A huge fireball exploded in the Earth's atmosphere in December, according to Nasa.
The blast was the second largest of its kind in 30 years, and the biggest since the fireball over Chelyabinsk in Russia six years ago.
But it went largely unnoticed until now because it blew up over the Bering Sea, off Russia's the Kamchatka Peninsula.
The space rock exploded with 10 times the energy released by the Hiroshima atomic bomb.
Lindley Johnson, planetary defense officer at Nasa, told BBC News a fireball this big is only expected about two or three times every 100 years.

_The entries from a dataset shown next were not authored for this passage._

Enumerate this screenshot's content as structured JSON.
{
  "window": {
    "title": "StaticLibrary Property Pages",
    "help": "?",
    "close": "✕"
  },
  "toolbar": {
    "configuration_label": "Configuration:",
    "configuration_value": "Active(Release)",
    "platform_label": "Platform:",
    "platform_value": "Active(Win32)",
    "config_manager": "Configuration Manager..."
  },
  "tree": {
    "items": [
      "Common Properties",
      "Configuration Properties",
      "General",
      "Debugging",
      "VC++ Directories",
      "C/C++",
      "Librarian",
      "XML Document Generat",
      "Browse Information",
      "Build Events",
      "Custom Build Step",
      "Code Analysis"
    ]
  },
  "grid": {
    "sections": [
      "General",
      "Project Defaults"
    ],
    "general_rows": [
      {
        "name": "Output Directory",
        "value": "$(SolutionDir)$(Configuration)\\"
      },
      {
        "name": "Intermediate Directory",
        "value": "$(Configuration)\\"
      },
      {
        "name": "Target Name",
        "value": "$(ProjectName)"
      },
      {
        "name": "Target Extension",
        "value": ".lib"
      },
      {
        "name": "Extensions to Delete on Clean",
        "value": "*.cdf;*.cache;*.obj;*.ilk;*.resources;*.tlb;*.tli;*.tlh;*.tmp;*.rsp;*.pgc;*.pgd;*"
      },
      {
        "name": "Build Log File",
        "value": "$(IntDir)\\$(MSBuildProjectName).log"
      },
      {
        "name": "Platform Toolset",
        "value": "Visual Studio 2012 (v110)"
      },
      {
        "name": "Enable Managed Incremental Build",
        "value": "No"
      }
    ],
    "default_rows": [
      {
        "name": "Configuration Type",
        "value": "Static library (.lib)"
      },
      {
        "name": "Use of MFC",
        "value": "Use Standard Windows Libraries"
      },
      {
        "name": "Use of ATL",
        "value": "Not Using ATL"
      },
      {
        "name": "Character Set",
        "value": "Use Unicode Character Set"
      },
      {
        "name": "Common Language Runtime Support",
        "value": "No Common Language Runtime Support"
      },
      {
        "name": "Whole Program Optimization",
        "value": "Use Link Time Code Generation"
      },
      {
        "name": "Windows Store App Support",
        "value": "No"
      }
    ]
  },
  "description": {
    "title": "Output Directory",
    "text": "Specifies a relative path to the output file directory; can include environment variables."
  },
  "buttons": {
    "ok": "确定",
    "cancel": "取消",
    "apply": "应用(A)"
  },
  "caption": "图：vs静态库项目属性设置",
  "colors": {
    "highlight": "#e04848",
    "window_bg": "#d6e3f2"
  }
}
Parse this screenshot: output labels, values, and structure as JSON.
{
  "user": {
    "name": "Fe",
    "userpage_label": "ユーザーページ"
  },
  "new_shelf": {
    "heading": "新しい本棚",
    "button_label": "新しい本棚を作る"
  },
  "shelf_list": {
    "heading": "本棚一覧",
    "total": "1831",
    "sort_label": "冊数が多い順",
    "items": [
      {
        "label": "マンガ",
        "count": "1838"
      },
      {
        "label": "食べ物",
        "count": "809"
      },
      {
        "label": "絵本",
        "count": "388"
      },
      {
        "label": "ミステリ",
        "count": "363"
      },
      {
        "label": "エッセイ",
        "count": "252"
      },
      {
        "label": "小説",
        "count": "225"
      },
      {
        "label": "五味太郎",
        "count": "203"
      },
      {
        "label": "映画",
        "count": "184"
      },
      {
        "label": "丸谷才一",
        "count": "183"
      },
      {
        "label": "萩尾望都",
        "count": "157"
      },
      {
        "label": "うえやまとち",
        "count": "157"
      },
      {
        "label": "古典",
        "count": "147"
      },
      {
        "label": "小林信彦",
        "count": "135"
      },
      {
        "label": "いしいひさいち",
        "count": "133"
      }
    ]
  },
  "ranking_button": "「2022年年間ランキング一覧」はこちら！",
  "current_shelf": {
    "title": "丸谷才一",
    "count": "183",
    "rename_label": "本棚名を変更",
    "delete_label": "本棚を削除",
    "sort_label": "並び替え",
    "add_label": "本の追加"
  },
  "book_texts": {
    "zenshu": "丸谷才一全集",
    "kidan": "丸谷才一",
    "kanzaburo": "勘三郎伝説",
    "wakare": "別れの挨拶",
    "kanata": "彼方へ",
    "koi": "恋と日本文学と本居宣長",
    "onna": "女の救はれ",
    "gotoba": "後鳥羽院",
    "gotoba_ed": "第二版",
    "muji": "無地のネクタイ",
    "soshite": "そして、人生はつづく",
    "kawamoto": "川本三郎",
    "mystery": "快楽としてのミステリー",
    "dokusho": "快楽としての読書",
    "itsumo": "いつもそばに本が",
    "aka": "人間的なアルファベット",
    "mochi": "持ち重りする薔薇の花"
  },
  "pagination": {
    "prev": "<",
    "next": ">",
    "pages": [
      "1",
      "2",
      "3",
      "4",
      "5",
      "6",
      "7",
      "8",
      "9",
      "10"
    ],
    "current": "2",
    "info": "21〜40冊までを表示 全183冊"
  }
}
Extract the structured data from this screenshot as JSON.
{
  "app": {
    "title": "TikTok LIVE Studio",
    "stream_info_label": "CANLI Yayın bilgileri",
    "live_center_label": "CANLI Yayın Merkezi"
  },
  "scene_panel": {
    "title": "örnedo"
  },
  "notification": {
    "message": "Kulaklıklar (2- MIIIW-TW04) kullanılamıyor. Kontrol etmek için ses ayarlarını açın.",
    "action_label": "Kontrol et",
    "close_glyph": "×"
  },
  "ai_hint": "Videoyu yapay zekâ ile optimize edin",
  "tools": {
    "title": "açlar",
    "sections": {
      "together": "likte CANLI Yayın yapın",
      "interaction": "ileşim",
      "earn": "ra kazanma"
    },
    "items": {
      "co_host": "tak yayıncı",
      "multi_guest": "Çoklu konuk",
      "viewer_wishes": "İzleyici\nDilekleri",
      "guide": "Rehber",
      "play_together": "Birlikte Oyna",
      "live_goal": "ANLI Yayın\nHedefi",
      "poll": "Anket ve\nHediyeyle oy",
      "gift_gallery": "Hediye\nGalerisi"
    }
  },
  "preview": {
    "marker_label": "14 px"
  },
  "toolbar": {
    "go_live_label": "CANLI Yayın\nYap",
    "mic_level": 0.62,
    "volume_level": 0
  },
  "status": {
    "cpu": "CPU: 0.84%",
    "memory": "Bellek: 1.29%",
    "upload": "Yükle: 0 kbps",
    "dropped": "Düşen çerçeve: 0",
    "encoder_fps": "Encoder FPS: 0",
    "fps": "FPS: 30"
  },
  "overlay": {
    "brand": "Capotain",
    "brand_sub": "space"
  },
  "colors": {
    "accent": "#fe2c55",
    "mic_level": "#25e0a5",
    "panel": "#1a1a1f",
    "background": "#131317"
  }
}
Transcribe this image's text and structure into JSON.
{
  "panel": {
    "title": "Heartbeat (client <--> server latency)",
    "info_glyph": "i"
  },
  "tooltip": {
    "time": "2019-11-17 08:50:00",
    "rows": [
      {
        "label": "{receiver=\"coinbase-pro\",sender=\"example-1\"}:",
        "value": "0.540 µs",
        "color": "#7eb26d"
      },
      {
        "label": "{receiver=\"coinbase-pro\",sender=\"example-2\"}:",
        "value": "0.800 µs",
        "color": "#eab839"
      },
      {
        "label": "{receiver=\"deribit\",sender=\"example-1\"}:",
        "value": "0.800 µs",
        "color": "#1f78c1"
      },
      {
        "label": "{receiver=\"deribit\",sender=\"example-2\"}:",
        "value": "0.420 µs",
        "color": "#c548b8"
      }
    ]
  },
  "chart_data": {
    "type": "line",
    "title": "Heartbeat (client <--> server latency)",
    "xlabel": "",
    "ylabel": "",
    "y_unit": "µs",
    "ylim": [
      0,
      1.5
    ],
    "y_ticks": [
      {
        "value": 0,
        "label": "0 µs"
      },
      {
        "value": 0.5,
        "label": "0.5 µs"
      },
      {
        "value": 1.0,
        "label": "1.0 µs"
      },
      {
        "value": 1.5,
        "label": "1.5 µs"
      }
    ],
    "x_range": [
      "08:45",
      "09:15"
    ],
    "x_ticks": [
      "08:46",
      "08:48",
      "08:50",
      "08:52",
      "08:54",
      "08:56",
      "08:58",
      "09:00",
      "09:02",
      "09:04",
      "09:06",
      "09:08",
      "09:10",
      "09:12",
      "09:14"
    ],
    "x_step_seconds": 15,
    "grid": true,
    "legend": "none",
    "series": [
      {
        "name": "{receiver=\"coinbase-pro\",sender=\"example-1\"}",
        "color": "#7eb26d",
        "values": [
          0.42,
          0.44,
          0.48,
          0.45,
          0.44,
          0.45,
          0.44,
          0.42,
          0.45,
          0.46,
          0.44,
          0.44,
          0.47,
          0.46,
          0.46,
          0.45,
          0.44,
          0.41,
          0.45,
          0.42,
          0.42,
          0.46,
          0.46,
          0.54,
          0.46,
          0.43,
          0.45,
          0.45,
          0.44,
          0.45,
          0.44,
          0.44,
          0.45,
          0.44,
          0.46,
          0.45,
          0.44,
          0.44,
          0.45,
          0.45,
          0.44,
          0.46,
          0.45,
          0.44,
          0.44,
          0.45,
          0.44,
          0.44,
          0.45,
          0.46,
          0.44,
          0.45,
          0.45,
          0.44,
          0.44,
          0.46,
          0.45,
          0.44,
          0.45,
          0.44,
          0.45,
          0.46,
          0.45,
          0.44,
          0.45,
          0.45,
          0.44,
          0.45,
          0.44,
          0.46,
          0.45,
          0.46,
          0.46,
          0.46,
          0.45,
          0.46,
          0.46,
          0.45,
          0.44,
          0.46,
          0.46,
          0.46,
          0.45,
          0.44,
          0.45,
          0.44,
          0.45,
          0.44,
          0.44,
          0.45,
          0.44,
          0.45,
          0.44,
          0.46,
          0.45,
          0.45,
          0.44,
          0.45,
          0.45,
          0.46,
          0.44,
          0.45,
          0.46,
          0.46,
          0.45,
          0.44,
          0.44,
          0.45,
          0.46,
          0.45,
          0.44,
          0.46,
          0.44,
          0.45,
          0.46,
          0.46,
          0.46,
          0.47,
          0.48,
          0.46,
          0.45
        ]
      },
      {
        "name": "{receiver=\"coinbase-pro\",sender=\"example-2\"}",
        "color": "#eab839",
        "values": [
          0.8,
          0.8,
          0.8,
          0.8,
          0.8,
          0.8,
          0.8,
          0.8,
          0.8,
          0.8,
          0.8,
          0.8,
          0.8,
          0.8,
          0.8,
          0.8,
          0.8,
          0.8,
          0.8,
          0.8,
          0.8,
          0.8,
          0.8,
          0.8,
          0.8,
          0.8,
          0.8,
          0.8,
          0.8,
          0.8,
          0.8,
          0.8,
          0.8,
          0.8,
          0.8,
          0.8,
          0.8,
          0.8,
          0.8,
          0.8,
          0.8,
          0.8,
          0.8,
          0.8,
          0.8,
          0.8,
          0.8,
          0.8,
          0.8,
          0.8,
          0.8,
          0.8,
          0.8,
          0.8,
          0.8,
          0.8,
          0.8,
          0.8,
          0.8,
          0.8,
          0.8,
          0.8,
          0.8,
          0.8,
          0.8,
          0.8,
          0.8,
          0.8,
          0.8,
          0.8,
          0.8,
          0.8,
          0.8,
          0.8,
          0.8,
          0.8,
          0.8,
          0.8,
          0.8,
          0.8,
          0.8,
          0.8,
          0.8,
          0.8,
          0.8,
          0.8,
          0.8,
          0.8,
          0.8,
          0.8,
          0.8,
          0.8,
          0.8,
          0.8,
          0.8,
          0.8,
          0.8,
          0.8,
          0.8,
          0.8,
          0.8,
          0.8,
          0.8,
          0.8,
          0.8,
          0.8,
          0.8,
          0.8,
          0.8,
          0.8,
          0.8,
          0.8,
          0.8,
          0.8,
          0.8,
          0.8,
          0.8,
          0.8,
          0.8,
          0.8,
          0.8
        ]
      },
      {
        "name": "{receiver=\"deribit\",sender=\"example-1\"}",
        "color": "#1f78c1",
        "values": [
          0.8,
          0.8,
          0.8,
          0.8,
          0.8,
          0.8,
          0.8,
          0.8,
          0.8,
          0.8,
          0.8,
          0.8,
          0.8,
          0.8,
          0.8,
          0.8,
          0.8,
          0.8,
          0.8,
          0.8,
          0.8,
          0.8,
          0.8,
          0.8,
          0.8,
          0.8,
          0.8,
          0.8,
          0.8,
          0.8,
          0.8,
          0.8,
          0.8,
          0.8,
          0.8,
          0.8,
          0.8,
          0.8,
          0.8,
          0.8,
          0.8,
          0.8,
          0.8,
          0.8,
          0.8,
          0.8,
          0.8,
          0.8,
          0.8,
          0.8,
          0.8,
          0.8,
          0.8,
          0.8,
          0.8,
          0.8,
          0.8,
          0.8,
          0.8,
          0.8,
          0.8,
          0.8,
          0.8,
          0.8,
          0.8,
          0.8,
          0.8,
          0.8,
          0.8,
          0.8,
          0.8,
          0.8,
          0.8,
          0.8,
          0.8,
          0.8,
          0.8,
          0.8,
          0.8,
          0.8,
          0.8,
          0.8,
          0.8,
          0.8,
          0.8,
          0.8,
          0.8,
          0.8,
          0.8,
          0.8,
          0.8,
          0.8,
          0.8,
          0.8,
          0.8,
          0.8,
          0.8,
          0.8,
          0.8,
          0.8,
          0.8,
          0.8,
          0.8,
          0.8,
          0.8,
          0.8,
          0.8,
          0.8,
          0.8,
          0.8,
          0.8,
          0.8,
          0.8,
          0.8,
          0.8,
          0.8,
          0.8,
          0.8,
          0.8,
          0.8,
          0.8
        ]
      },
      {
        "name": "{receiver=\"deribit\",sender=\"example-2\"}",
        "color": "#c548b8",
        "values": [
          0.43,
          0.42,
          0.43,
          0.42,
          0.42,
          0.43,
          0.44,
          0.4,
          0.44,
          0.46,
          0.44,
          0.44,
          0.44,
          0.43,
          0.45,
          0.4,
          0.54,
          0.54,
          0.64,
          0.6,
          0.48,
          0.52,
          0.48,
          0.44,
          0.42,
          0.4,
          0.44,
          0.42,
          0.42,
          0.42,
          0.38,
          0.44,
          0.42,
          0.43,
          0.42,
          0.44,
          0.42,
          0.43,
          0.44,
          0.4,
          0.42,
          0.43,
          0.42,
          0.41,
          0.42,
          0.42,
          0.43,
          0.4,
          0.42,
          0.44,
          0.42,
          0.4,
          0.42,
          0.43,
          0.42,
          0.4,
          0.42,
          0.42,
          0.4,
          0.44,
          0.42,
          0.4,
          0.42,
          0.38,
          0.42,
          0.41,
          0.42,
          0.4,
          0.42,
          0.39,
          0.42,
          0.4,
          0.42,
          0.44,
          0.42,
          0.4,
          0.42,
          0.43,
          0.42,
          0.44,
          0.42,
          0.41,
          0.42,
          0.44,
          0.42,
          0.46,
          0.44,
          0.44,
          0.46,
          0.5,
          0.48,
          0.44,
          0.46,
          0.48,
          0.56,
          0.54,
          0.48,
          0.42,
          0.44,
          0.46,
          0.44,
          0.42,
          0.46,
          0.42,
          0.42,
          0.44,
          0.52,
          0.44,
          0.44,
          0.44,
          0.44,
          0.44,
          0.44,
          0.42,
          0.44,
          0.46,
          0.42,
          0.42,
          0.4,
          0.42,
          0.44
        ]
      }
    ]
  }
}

At about noon local time on 18 December, the asteroid barrelled through the atmosphere at a speed of 32km/s, on a steep trajectory of seven degrees.
Measuring several meters in size, the space rock exploded 25.6km above the Earth's surface, with an impact energy of 173 kilotonnes.
"That was 40% the energy release of Chelyabinsk, but it was over the Bering Sea so it didn't have the same type of effect or show up in the news," said Kelly Fast, near-Earth objects observations programme manager at Nasa.
"That's another thing we have in our defense, there's plenty of water on the planet."
Dr. Fast was discussing the event here at the 50th Lunar and Planetary Science Conference in The Woodlands, near Houston, Texas.